Morley's book is both a failure and a triumph because it reflects everything music writing currently is and represents much of what it could become. On the one hand, it is frustratingly obsessed with historicism over engagement with the work at hand, lazily using mentions of often obscure songs or groups in place of real description to make shallow critical comparisons. The book is too tied up with the past to apply its passion to what other people are passionate about, and too tied up in similarity to really examine the differences. But at the same time, it insists on taking pop music (as explicitly opposed to rock music) seriously, which requires the playfulness Morley does so well. For every eruption of cynicism, there are countless moments of optimism; for every failure to address pop as music in the same manner as the Lucier piece (in contrast to the intense technical focus on "Room," Morley's description of the genesis of "Head" is almost mystical); and for every misunderstanding of the pop pleasure principle, there's a wonderful recognition of the importance of context.

To a critic, the peculiar triumph of pop music is that it expresses amazingly complex ideas in ways with which other people actively desire to engage, and it's one of the particular joys of criticism to parse these ideas, to draw them out and make connections and express them in one's own language. The form of criticism Morley's pointing toward is modeled after pop, which is to say it's both all-inclusive and endlessly energized; a hallmark of traditional rock criticism is the latter, and pop criticism has slowly engulfed the former by broadening its scope. However, often when it swings towards the energy of Bangs, it too easily embraces his inheritors' restrictive rage. We can and will find a way to talk about pop the way it talks about itself, in a voice that never limits and only enables.

So what do we want? Something that, instead of trying to distill pop's purity of essence, seeks its endless expansion; something that internalizes the lessons of the poststructuralist theorists its more highbrow adherents constantly reference, accepting their invitations to play.

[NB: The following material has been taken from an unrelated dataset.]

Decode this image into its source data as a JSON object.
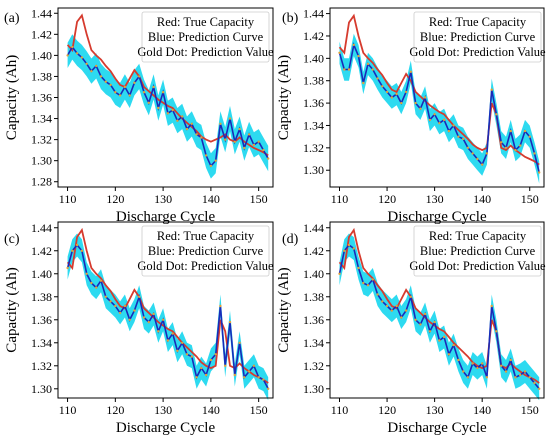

Something that is not merely a slowly decaying grumble about its practitioners' inability to rouse themselves in their middle age to the chemically-induced summits of yore and instead seeks to understand the pleasures of the new young on their own terms by refusing the temptations of doubt and too-quick dismissal. Something that doesn't settle for the shallow, automatically-generated critiques inherited from our rockcrit forebears, dusted off and mapped onto an unwilling new context. Something not only as pleasurable as pop, but as intelligent, a criticism worthy of its subject. Words and Music is an incomplete roadmap, but it takes us a little closer to where we want to go.